Richard Hamilton, ‘Multi-coloured flower-piece’, 1974, Phillips

Image: 11 3/4 x 9 3/8 in. (29.7 x 23.8 cm)
Sheet: 19 3/4 x 16 1/4 in. (50.3 x 41.4 cm)

Signature: Signed and numbered 91/100 in pencil (Lullin calls for 75 and 10 artist's proofs), printed and co-published by Atelier Crommelynck, Paris and Petersburg Press S.A., unframed.

Etienne Lullin 95

Piero Crommelynck Collection, Paris
(inkstamp on reverse)

About Richard Hamilton

In his celebrated collages, Richard Hamilton explored the relationship between fine art, product design, and popular culture, setting the stage for Pop art.
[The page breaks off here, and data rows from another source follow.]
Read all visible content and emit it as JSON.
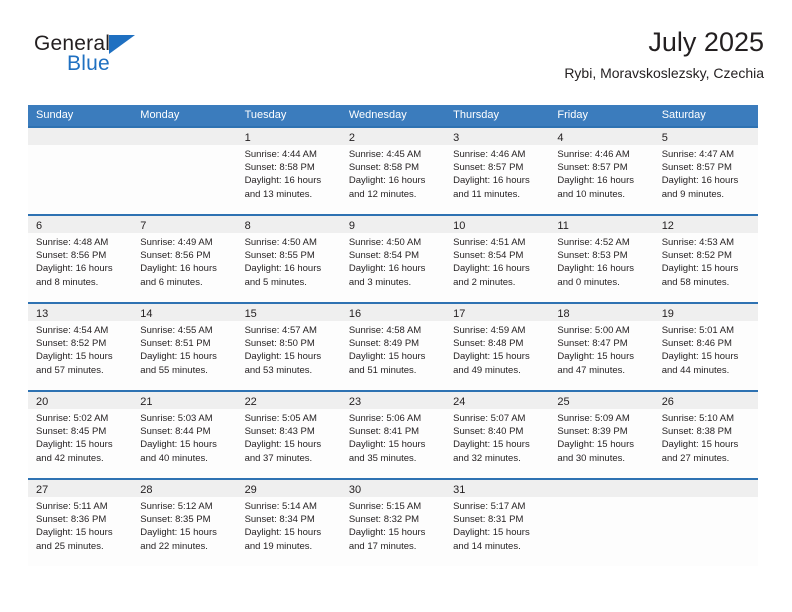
{
  "logo": {
    "line1": "General",
    "line2": "Blue",
    "accent_color": "#1F70C1",
    "text_color": "#231F20"
  },
  "header": {
    "title": "July 2025",
    "subtitle": "Rybi, Moravskoslezsky, Czechia"
  },
  "colors": {
    "header_blue": "#3B7CBD",
    "row_rule_blue": "#2E72B2",
    "day_band_gray": "#EFEFEF",
    "cell_white": "#FDFDFD"
  },
  "weekdays": [
    "Sunday",
    "Monday",
    "Tuesday",
    "Wednesday",
    "Thursday",
    "Friday",
    "Saturday"
  ],
  "weeks": [
    [
      {
        "day": "",
        "sunrise": "",
        "sunset": "",
        "daylight1": "",
        "daylight2": ""
      },
      {
        "day": "",
        "sunrise": "",
        "sunset": "",
        "daylight1": "",
        "daylight2": ""
      },
      {
        "day": "1",
        "sunrise": "Sunrise: 4:44 AM",
        "sunset": "Sunset: 8:58 PM",
        "daylight1": "Daylight: 16 hours",
        "daylight2": "and 13 minutes."
      },
      {
        "day": "2",
        "sunrise": "Sunrise: 4:45 AM",
        "sunset": "Sunset: 8:58 PM",
        "daylight1": "Daylight: 16 hours",
        "daylight2": "and 12 minutes."
      },
      {
        "day": "3",
        "sunrise": "Sunrise: 4:46 AM",
        "sunset": "Sunset: 8:57 PM",
        "daylight1": "Daylight: 16 hours",
        "daylight2": "and 11 minutes."
      },
      {
        "day": "4",
        "sunrise": "Sunrise: 4:46 AM",
        "sunset": "Sunset: 8:57 PM",
        "daylight1": "Daylight: 16 hours",
        "daylight2": "and 10 minutes."
      },
      {
        "day": "5",
        "sunrise": "Sunrise: 4:47 AM",
        "sunset": "Sunset: 8:57 PM",
        "daylight1": "Daylight: 16 hours",
        "daylight2": "and 9 minutes."
      }
    ],
    [
      {
        "day": "6",
        "sunrise": "Sunrise: 4:48 AM",
        "sunset": "Sunset: 8:56 PM",
        "daylight1": "Daylight: 16 hours",
        "daylight2": "and 8 minutes."
      },
      {
        "day": "7",
        "sunrise": "Sunrise: 4:49 AM",
        "sunset": "Sunset: 8:56 PM",
        "daylight1": "Daylight: 16 hours",
        "daylight2": "and 6 minutes."
      },
      {
        "day": "8",
        "sunrise": "Sunrise: 4:50 AM",
        "sunset": "Sunset: 8:55 PM",
        "daylight1": "Daylight: 16 hours",
        "daylight2": "and 5 minutes."
      },
      {
        "day": "9",
        "sunrise": "Sunrise: 4:50 AM",
        "sunset": "Sunset: 8:54 PM",
        "daylight1": "Daylight: 16 hours",
        "daylight2": "and 3 minutes."
      },
      {
        "day": "10",
        "sunrise": "Sunrise: 4:51 AM",
        "sunset": "Sunset: 8:54 PM",
        "daylight1": "Daylight: 16 hours",
        "daylight2": "and 2 minutes."
      },
      {
        "day": "11",
        "sunrise": "Sunrise: 4:52 AM",
        "sunset": "Sunset: 8:53 PM",
        "daylight1": "Daylight: 16 hours",
        "daylight2": "and 0 minutes."
      },
      {
        "day": "12",
        "sunrise": "Sunrise: 4:53 AM",
        "sunset": "Sunset: 8:52 PM",
        "daylight1": "Daylight: 15 hours",
        "daylight2": "and 58 minutes."
      }
    ],
    [
      {
        "day": "13",
        "sunrise": "Sunrise: 4:54 AM",
        "sunset": "Sunset: 8:52 PM",
        "daylight1": "Daylight: 15 hours",
        "daylight2": "and 57 minutes."
      },
      {
        "day": "14",
        "sunrise": "Sunrise: 4:55 AM",
        "sunset": "Sunset: 8:51 PM",
        "daylight1": "Daylight: 15 hours",
        "daylight2": "and 55 minutes."
      },
      {
        "day": "15",
        "sunrise": "Sunrise: 4:57 AM",
        "sunset": "Sunset: 8:50 PM",
        "daylight1": "Daylight: 15 hours",
        "daylight2": "and 53 minutes."
      },
      {
        "day": "16",
        "sunrise": "Sunrise: 4:58 AM",
        "sunset": "Sunset: 8:49 PM",
        "daylight1": "Daylight: 15 hours",
        "daylight2": "and 51 minutes."
      },
      {
        "day": "17",
        "sunrise": "Sunrise: 4:59 AM",
        "sunset": "Sunset: 8:48 PM",
        "daylight1": "Daylight: 15 hours",
        "daylight2": "and 49 minutes."
      },
      {
        "day": "18",
        "sunrise": "Sunrise: 5:00 AM",
        "sunset": "Sunset: 8:47 PM",
        "daylight1": "Daylight: 15 hours",
        "daylight2": "and 47 minutes."
      },
      {
        "day": "19",
        "sunrise": "Sunrise: 5:01 AM",
        "sunset": "Sunset: 8:46 PM",
        "daylight1": "Daylight: 15 hours",
        "daylight2": "and 44 minutes."
      }
    ],
    [
      {
        "day": "20",
        "sunrise": "Sunrise: 5:02 AM",
        "sunset": "Sunset: 8:45 PM",
        "daylight1": "Daylight: 15 hours",
        "daylight2": "and 42 minutes."
      },
      {
        "day": "21",
        "sunrise": "Sunrise: 5:03 AM",
        "sunset": "Sunset: 8:44 PM",
        "daylight1": "Daylight: 15 hours",
        "daylight2": "and 40 minutes."
      },
      {
        "day": "22",
        "sunrise": "Sunrise: 5:05 AM",
        "sunset": "Sunset: 8:43 PM",
        "daylight1": "Daylight: 15 hours",
        "daylight2": "and 37 minutes."
      },
      {
        "day": "23",
        "sunrise": "Sunrise: 5:06 AM",
        "sunset": "Sunset: 8:41 PM",
        "daylight1": "Daylight: 15 hours",
        "daylight2": "and 35 minutes."
      },
      {
        "day": "24",
        "sunrise": "Sunrise: 5:07 AM",
        "sunset": "Sunset: 8:40 PM",
        "daylight1": "Daylight: 15 hours",
        "daylight2": "and 32 minutes."
      },
      {
        "day": "25",
        "sunrise": "Sunrise: 5:09 AM",
        "sunset": "Sunset: 8:39 PM",
        "daylight1": "Daylight: 15 hours",
        "daylight2": "and 30 minutes."
      },
      {
        "day": "26",
        "sunrise": "Sunrise: 5:10 AM",
        "sunset": "Sunset: 8:38 PM",
        "daylight1": "Daylight: 15 hours",
        "daylight2": "and 27 minutes."
      }
    ],
    [
      {
        "day": "27",
        "sunrise": "Sunrise: 5:11 AM",
        "sunset": "Sunset: 8:36 PM",
        "daylight1": "Daylight: 15 hours",
        "daylight2": "and 25 minutes."
      },
      {
        "day": "28",
        "sunrise": "Sunrise: 5:12 AM",
        "sunset": "Sunset: 8:35 PM",
        "daylight1": "Daylight: 15 hours",
        "daylight2": "and 22 minutes."
      },
      {
        "day": "29",
        "sunrise": "Sunrise: 5:14 AM",
        "sunset": "Sunset: 8:34 PM",
        "daylight1": "Daylight: 15 hours",
        "daylight2": "and 19 minutes."
      },
      {
        "day": "30",
        "sunrise": "Sunrise: 5:15 AM",
        "sunset": "Sunset: 8:32 PM",
        "daylight1": "Daylight: 15 hours",
        "daylight2": "and 17 minutes."
      },
      {
        "day": "31",
        "sunrise": "Sunrise: 5:17 AM",
        "sunset": "Sunset: 8:31 PM",
        "daylight1": "Daylight: 15 hours",
        "daylight2": "and 14 minutes."
      },
      {
        "day": "",
        "sunrise": "",
        "sunset": "",
        "daylight1": "",
        "daylight2": ""
      },
      {
        "day": "",
        "sunrise": "",
        "sunset": "",
        "daylight1": "",
        "daylight2": ""
      }
    ]
  ]
}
His most iconic work, Just What Is it that Makes Today’s Homes So Different, So Appealing? (1956)—a scene comprised of images cut from magazines ads, showing a semi-nude couple in their living space—was produced for the groundbreaking exhibition “This is Tomorrow,” organized by the Independent Group at the Whitechapel Art Gallery in London in 1956. Throughout his career, Hamilton continued to break down hierarchies of artistic value, making silkscreens of Mick Jagger’s drug arrest, producing studies of industrial design objects (like toasters), and designing the cover of the Beatles’ 1968 White Album.